Danke für eure schnellen Antworten!

Das war ja wirklich einfach. Ich herrsche nun über die Welt 

Jeder fängt klein an


----------



## Schorty (30. Apr 2011)

Hallo zusammen,

ich habe mich hier gerade in diesem Forum angemeldet, in der Hoffnung hier eine hilfsbereite Community zu finden, die mir unter die Arme greift, damit ich Java lernen kann =)

Kurz noch vorweg: Ich kann Programmieren, nur eben Java noch nicht *g*

Also nun zu meinem Problem:
Ähnlich wie dem des Threaderstellers, schmeißt mir javac den "File not found"-Error aus. Ist es so, dass ich die *.java-Files im User-Verzeichnis liegen haben MUSS, oder kann ich mir dafür auch ein anderes Verzeichnis anlegen, dass automatisch ausgelesen wird? Das anpassen der Path-Variable hat da bei mir nicht geholfen, und da der cd-Befehl in meiner Konsole irgendwie nicht funktionieren will, bin ich (wenn ich die Konsole als Admin ausführe - Windows 7 64bit) gezwungen, die Datein im System32-Ordner zu hinterlegen, was ich äußerst bescheiden finde. 

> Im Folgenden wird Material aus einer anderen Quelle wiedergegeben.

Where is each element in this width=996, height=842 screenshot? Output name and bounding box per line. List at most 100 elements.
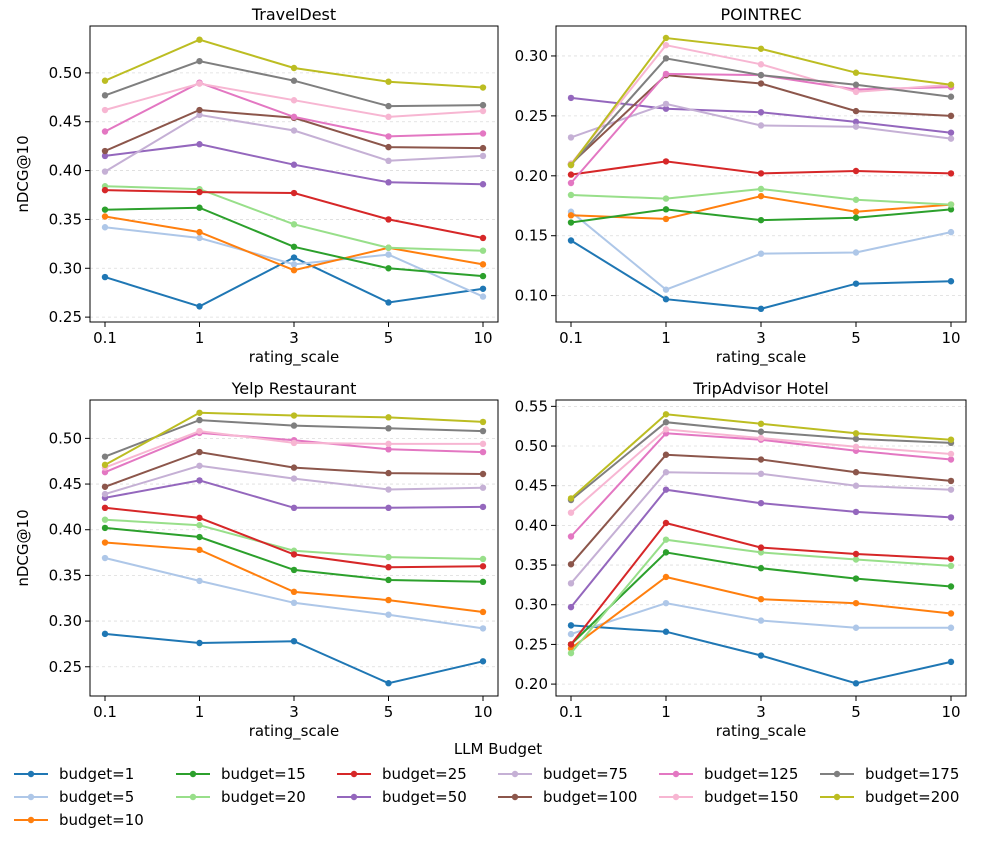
data-point	[385, 179, 392, 186]
data-point	[757, 71, 765, 79]
data-point	[852, 482, 860, 489]
data-point	[852, 81, 860, 88]
x-tick-label: 0.1	[93, 703, 117, 721]
x-tick-label: 0.1	[559, 329, 583, 347]
data-point	[101, 453, 109, 460]
data-point	[852, 508, 860, 516]
legend-item-budget-100: budget=100	[496, 787, 637, 807]
legend-swatch	[498, 770, 532, 778]
data-point	[567, 630, 575, 638]
data-point	[385, 133, 392, 140]
data-point	[385, 216, 392, 223]
data-point	[852, 280, 860, 287]
x-tick-label: 3	[289, 329, 299, 347]
data-point	[101, 524, 109, 532]
data-point	[479, 130, 487, 137]
legend-swatch	[176, 770, 210, 778]
legend-item-budget-175: budget=175	[818, 764, 959, 784]
data-point	[567, 161, 575, 169]
data-point	[290, 588, 298, 596]
legend-item-budget-150: budget=150	[657, 787, 798, 807]
data-point	[196, 639, 203, 647]
data-point	[290, 637, 298, 645]
data-point	[852, 118, 860, 126]
data-point	[196, 514, 203, 522]
legend-label: budget=175	[865, 765, 960, 783]
data-point	[290, 422, 298, 429]
data-point	[385, 143, 392, 151]
data-point	[290, 221, 298, 228]
data-point	[101, 106, 109, 114]
data-point	[385, 563, 392, 571]
data-point	[757, 565, 765, 572]
data-point	[385, 486, 392, 493]
data-point	[852, 624, 860, 631]
data-point	[196, 106, 203, 114]
y-tick-label: 0.35	[49, 566, 82, 584]
legend-label: budget=1	[59, 765, 135, 783]
data-point	[290, 254, 298, 261]
data-point	[101, 77, 109, 84]
data-point	[662, 519, 670, 527]
data-point	[290, 189, 298, 197]
legend-label: budget=50	[382, 788, 467, 806]
data-point	[852, 550, 860, 558]
data-point	[757, 652, 765, 659]
data-point	[385, 265, 392, 272]
data-point	[196, 303, 203, 310]
x-tick-label: 3	[289, 703, 299, 721]
x-tick-label: 5	[384, 329, 394, 347]
y-tick-label: 0.50	[49, 429, 82, 447]
data-point	[101, 539, 109, 546]
data-point	[567, 622, 575, 629]
data-point	[385, 157, 392, 165]
data-point	[567, 237, 575, 244]
legend-label: budget=75	[543, 765, 628, 783]
data-point	[852, 196, 860, 203]
legend-swatch	[820, 770, 854, 778]
chart-title: TravelDest	[251, 5, 336, 24]
data-point	[479, 272, 487, 280]
y-tick-label: 0.45	[49, 113, 82, 131]
data-point	[947, 486, 955, 493]
data-point	[385, 446, 392, 453]
data-point	[479, 484, 487, 491]
chart-panel-3: 0.20 0.25 0.30 0.35 0.40 0.45 0.50 0.55 0.1 1 3 5 10…	[515, 379, 967, 741]
data-point	[479, 470, 487, 478]
data-point	[290, 127, 298, 134]
data-point	[101, 630, 109, 638]
data-point	[479, 658, 487, 665]
x-tick-label: 5	[384, 703, 394, 721]
x-tick-label: 5	[851, 329, 861, 347]
legend-label: budget=200	[865, 788, 960, 806]
legend-swatch	[14, 793, 48, 801]
data-point	[567, 580, 575, 587]
data-point	[479, 440, 487, 448]
x-tick-label: 5	[851, 703, 861, 721]
data-point	[852, 167, 860, 175]
data-point	[567, 509, 575, 516]
data-point	[567, 191, 575, 199]
data-point	[947, 610, 955, 617]
x-tick-label: 1	[661, 329, 671, 347]
data-point	[757, 170, 765, 177]
data-point	[852, 123, 860, 130]
data-point	[290, 113, 298, 121]
legend-label: budget=10	[59, 811, 144, 829]
y-tick-label: 0.30	[515, 47, 548, 65]
data-point	[567, 495, 575, 502]
data-point	[196, 57, 203, 65]
data-point	[852, 599, 860, 607]
data-point	[567, 94, 575, 102]
data-point	[479, 503, 487, 511]
y-tick-label: 0.40	[49, 162, 82, 180]
legend-label: budget=100	[543, 788, 638, 806]
y-tick-label: 0.25	[49, 658, 82, 676]
data-point	[567, 649, 575, 657]
y-tick-label: 0.25	[49, 308, 82, 326]
data-point	[479, 578, 487, 586]
data-point	[852, 208, 860, 215]
data-point	[479, 448, 487, 456]
data-point	[101, 273, 109, 281]
data-point	[479, 247, 487, 254]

Gibt es da eine Möglichkeit oder muss ich mich damit abfinden? Ich bin schon seit grob 3 Stunden am googlen, aber mein bester Freund will mir da keine eindeutige Antwort geben.

Gruß,
Schorty


----------



## XHelp (30. Apr 2011)

Was *genau* machst, was genau willst du erreichen, was *genau* hast du schon probiert? Und am besten immer fleißig Screenshots beifügen.


----------



## Schorty (30. Apr 2011)

Ich möchte *.java-Files nicht immer in einem bestimmten Verzeichnis haben müssen, um sie zu kompilieren. Im Moment muss ich sie dafür im System32-Ordner hinterlegen und das mache ich nur ungern. Dass ich mir ein Verzeichnis aussuchen sollte, wo ich die Files zum Kompilieren hinterlege, ist ja kein Problem, aber wie sage ich dem JavaCompiler, wo er suchen soll? Ich bekomme immer folgende Fehlermeldung in der Konsole:

C:\Windows\system32>javac Hello.java
javac: file not found: Hello.java
Usage: javac <options> <source files>
use -help for a list of possible options

Was ich bisher versucht habe, um das zu beheben war das Anpassen der Path-Variable. Außerdem hab ich versucht das momentane Verzeichnis in der Konsole via cd <directiory> zu ändern, was aber ebenfalls keinen Erfolg brachte(Weil sich das Verzeichnis mit dem Befehl nicht verändern lässt).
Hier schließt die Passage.